Wong lanang itu ya, enggak bisa apa sebentar saja menduda. Baru 100 hari istrinya meninggal, sekarang sudah nikah lagi,” cibir Yu Warni, penjual lontong kupang. Dagangannya hari ini dipesan oleh keluarga Kiai Salman, sebagai salah satu menu hidangan acara walimah akad nikah putri keduanya, Arisha Luana.
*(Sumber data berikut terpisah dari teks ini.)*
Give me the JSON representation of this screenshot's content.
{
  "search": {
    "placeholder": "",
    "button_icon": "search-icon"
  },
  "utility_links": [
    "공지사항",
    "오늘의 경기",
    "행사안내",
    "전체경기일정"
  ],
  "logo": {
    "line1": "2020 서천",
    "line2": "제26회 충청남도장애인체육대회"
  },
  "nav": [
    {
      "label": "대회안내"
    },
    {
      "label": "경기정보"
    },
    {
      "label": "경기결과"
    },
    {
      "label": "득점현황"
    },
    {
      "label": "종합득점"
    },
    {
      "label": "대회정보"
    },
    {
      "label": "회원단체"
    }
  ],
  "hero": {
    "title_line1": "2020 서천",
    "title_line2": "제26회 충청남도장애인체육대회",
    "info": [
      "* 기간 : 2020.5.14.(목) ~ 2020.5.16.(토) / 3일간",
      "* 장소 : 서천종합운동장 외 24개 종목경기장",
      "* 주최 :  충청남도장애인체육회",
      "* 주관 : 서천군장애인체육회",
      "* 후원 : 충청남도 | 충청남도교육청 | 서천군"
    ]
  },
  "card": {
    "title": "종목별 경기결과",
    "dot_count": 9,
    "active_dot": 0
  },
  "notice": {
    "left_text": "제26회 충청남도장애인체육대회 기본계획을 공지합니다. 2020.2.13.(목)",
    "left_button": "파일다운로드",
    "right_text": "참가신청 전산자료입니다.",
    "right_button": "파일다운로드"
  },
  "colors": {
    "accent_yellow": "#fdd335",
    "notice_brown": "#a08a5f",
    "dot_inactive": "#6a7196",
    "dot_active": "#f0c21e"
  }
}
            “Denger-denger, Yu, ini itu bukan pernikahan biasa, loh. Tapi demi tetap mendapat dukungan Kiai Salman. Wis ngerti toh kalo Gus Akhtar itu bakal maju di pilkada sesuk?” ungkap asisten Yu Warni yang ikut menata lontong di atas piring.

“Sssst …” Yu Warni menempelkan jari telunjuk di bibirnya, memperingatkan asistennya agar diam. Kedua wanita paruh baya itu kini mengunci rapat-rapat mulutnya begitu calon mempelai putri melintasi mereka. Rombongan keluarga Kiai Salman bergerak menuju masjid pondok. Tempat melangsungkan janji suci itu masih satu halaman dengan kediaman Kiai Salman. Pun dengan rombongan mempelai putra. Dua mobil yang membawa mereka sudah memasuki pelataran komplek yayasan.

Sabtu, 22 Agustus 2020 pukul 10.00 WIB, dalam suasana pandemi virus korona, prosesi pernikahan ini akan dilangsungkan. Tak ada acara walimah mewah yang digelar. Undangan dibatasi 50 orang persesi. Keluarga pengiring pengantin pun diberlakukan aturan yang sama. Protokol kesehatan dilakukan dengan tertib agar tidak dibubarkan Satgas covid-19. Termasuk menyediakan tempat cuci tangan dan alat pengukur suhu di depan pintu masuk tenda pengantin.

Semua pihak yang terlibat dalam prosesi akad nikah telah menempati posisinya masing-masing di dalam masjid. Dengan baju pengantin warna putih tulang, putra Kiai Mansur itu menghadap penghulu dan Kiai Salman.

“Sudah siap, Gus Akhtar?” tanya Pak Penghulu memastikan.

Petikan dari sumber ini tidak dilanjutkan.